For years I was a 'bad contributor', a taker of knowledge, rarely contributing.  Routinely I'd encounter a question, or a compiler error, and hit up ye olde Stackoverflow to readily find a solution, a parasitic tick on the Internet knowledge vein.  Years of this going on, with the intent to one day add my contributions.

For many of those years I found myself learning something, not applying it immediately and learning it again when it became relevant to current work.  Like a good carpenter, software engineers acquire a surplus of general-purpose and specialized tools in our tool-shed and draw upon them when the proper time arrives.  Unfortunate for this alcohol-fueled engineer, there is limited quantity of retention in ye' olde brainpan, yet infinitely-available virtual space just waiting to store content.  So, one day I made the decision to document stuff as I learned it; that way, it was readily available for my own use when I was ready for it and it would be available for anyone else that was interested.  An on-line engineering workbook of sorts and a way to make a contribution back to the Internet community.

Early on, for months, perhaps a full year, my only motivation was writing for myself and making it available to anyone else that holds an interest.  Google-search would serve to provide an audience.  I didn't pay attention to traffic, simply writing what I want, when I wanted.  I would occasionally run out of content and not post for a few weeks, later only to restart as inspiration presented itself, but I always felt a sense of embarrassment when I failed to post.  Eventually, I became more dedicated to posting weekly without interruption and would spend considerable time authoring a queue of available content in the can, awaiting publishing.  My selected content was always: software-related, technical, a broad range of topics and 5-minute reads.  I'm inherently an impatient person, so writing for myself (or those like me) would have to fit that criteria.

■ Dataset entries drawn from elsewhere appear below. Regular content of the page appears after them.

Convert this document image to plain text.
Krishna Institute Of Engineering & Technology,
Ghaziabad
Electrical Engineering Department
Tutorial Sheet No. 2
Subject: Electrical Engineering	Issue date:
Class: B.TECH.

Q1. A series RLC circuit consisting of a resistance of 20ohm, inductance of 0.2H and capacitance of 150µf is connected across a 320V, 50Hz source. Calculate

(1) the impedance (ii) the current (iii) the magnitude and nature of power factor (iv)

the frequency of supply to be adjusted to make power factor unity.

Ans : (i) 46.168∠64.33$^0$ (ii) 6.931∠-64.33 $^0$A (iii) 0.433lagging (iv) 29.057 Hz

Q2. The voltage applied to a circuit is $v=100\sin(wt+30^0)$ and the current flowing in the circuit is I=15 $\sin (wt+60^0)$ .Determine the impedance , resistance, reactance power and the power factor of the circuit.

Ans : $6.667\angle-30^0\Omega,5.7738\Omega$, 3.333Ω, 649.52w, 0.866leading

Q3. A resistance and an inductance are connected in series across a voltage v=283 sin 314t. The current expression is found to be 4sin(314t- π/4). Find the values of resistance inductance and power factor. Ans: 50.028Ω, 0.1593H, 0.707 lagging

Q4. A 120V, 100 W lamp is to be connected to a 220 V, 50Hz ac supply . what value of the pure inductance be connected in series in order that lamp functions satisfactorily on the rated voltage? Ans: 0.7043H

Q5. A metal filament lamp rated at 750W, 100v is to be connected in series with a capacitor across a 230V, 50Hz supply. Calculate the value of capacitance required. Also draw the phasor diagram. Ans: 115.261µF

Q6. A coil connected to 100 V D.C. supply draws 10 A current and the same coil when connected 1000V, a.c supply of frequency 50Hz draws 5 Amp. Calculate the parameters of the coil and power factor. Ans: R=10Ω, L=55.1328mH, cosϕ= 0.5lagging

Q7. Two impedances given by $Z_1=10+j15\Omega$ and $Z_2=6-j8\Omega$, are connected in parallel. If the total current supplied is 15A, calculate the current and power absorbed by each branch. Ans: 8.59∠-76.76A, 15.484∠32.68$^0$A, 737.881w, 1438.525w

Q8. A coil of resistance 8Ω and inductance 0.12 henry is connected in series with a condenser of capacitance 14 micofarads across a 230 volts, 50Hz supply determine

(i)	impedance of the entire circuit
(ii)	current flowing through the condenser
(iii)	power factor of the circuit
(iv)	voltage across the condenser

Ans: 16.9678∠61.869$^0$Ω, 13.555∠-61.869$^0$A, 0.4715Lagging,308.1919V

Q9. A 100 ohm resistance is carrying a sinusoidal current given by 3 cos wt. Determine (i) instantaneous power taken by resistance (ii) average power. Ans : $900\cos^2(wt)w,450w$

In time I learned there is a great number of indirect benefits from writing.  Likely best described by the 'Feynman Technique', the best way to learn a topic is to focus your efforts in teaching it to someone.  Translate that to writing about it and you have a strong motivation for writing.  An article, report, paper or blog post should tell a story and while your university notebook may be comprised of clippings and snippets of information it lacks structure.  Writing an article, even if it is never read by anyone else, forces you to think through the topic and I guarantee you'll understand the material better after writing about it.  That's what I've found and a strong motivation for writing about things I'm interested in.

Along the journey however my motivations changed slightly, the more work you put into something the more you eventually want out of it.  In time, I began monitoring traffic to see if I was finding an audience, and sadly I found little evidence of one.  I began struggling to make the time to write something that would likely never be read.  I've struggled with that for the past few months, it's honestly difficult to consistently think of a topic, research it sufficiently, author some content and finally write about it.  My 'in the can' queue once in the dozen's have now dwittled to single-handed digits.  While there are countless topics available, to do them justice would require a significant time-investment, tough to invest the time knowing it would have little benefit/interest.  

I have one loyal reader; a champion of men, a leader of leaders, the guru of greatness; and to he I express the warmest of thanks (@MM).  

So, as of late I struggle with motivation.  I entered this journey writing for 'someone like me', thinking that if a topic is of interest to me there's gotta be others who find it interesting.  As the gas tank of inspiration runs dry I'm left with the overwhelming question of 'why am I spending time on this'?  I've dabbled in opinion-based topics, a good deal of FFMpeg stuff, and a spackling of various topics but struggled to find an audience. I've had some heavily viewed stuff, primarily driven by submitting posts to Hacker News;

There is always uncertainty with these statistics, an unknown quantity of the traffic is surely 'bots'.

In an effort to reclaim self-worth from this effort I'm gonna spend some time focusing on that promoting (e.g. marketing *shudder*).  In a world full of click-baiting, pleads for views, and evil techniques like spam it will be interesting to see how I can get more viewership while maintaining professional integrity and comfort zone.  

I'd like to express my thanks to those of you that made the time to read this.  I'd welcome any suggestions or recommendations you may have that would make this blog more useful and enjoyable.  Thank you, and stay safe.